Tuesday, September 23, 2008

The great fall in Wall Street and its implications

With the conversion of the two last standing Investment Banking stalwarts in Wall Street - Goldman Sachs and Morgan Stanley into full fledged Banks as opposed to the erstwhile identity of pure Investment Banks, an era has passed. The huge risk taking appetite of these Institutions and their investment products that lured investors from world over to high profits is now history. These Institutions will now on be more regulated, and this would lead to lesser profits and therefore lesser risk to investors.
The latest news shows that bond holders in beleaguered Lehman Brothers are set to lose USD 110 billion - in effect a dollar bond of Lehman trades at 18 cents. Bonds are usually secure debt instrument with underlying assets. However, severe mortgage losses have wiped out most assets of Lehman Brothers which would include, I presume, assets underlying debt instruments.
Risk Management
The big question that one should ask now - what about risk management processes within these venerable Institutions? The failure of Bear Stearns, Lehman and the huge write-offs in other Banks like Citibank, JP Morgan points clearly to a failed system of checks and controls.
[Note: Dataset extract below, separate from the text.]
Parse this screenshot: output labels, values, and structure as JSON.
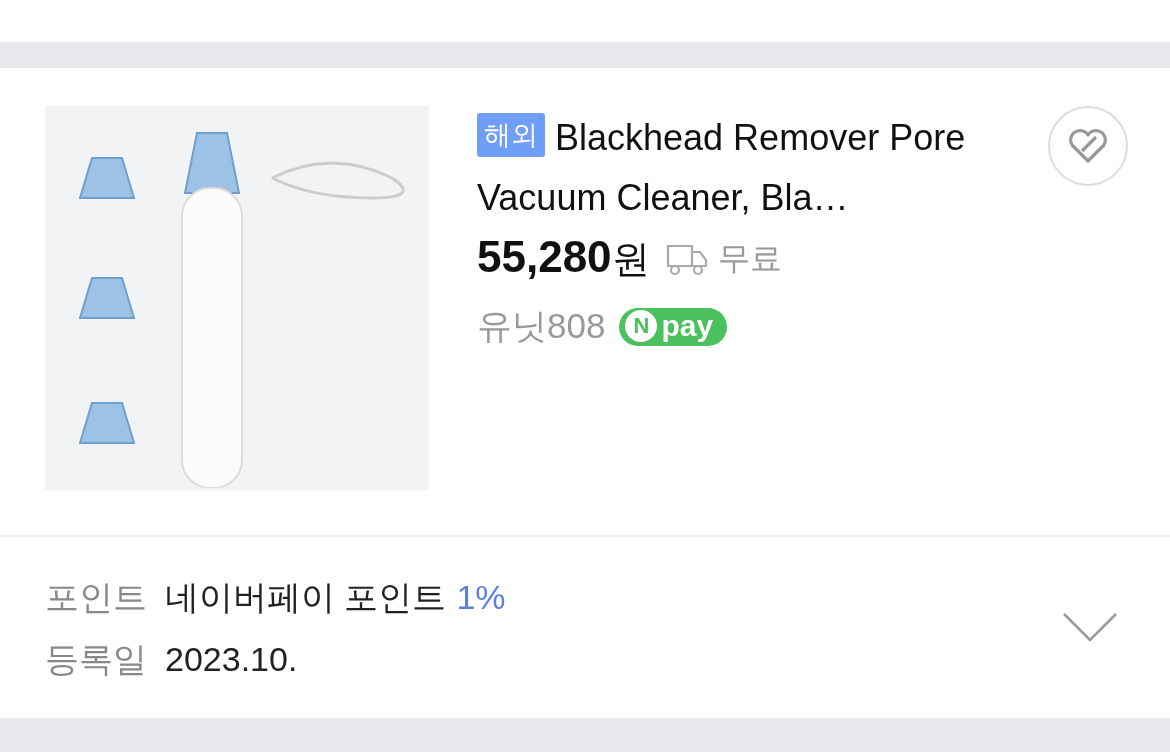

Whether this was a systemic failure or done purposefully should be a matter of investigation and study. Whilst these Banks / Financial Institutions were primarily answerable to their own investors, the larger picture should have been made available to the Federal Reserve. Obviously, the external auditors to these Institutions were not in a capacity to let off early warning systems of an impending collapse. Therefore all this begs another question - did not Wall Street / Federal Reserve learn from the Enron / Arthur Andersen scandal some years ago? Or, were they (Investment Banks) perceived separately from a Power Company whose business is not risk taking but power production? In any case both resulted in huge destruction of assets of their investors. All this leads to one conclusion - investor protection is nothing but a sham and auditors and risk management systems to oversee investor protection a greater sham.
The real sufferers
If you read the man the once predicted this debacle - "Dr Doom" or the economist Nouriel Roubini, he states that foreign investors who so long trusted the might, wisdom, technology and experience of the "American System" of Investment Banks / Financial Institutions have been badly let down. Their trust would have been severely eroded of the system, having invested heavily into these Institutions. I suppose the Fed bailout would help the perpetrators of this default- management within these Institutions and the mortgage home owners who may now get a reprieve on their home loans!
Lessons learnt and opportunities for India
This has some very pertinent lessons for the Indian investors and Indian Regulators - it is time to abandon the American style thinking on profits. Most of our youngsters who were fresh MBAs from IIMs have been lured in the likes of Lehman Brothers, Goldman Sachs in the past with huge salaries, incentives etc need to understand is that they imbibe the whole culture of reckless abuse of investor funds which is highly dangerous. I believe investors would have become more circumspect of higher profit and the whole nature and attitude of their advisors. This would definitely spawn a new generation of advisors and Institutions who would have to pay a higher premium for use of investor funds. Larger liabilities could befall on those fund managers who have not been circumspect with investor funds. Risk management processes will surely strengthen and investors would want a larger global footprint to invest their hard earned money.
Emerging markets would certainly benefit and more so stable ones. India should profit heavily when once again investor interest gets aroused. Having been singed by their American experience, big time funds from Saudi Arabia, Japan and Europe will seek more Indian funds and Indian investments. However, success will come only if we play the game well - bring more transparency into our investment process and provide a stable platform for investors to put in their money. The Risk Management processes should be defined and audit process more robust. This would bring in higher investor confidence. India requires huge investments in the infrastructure sector and foreign funds would be most welcome to invest into the same provided they invest on long term basis with a hope of stable returns. Indian infrastructure could offer stable returns in response to long term funds - a potential win-win situation. Some guarantees could in thrown in to assuage investor confidence.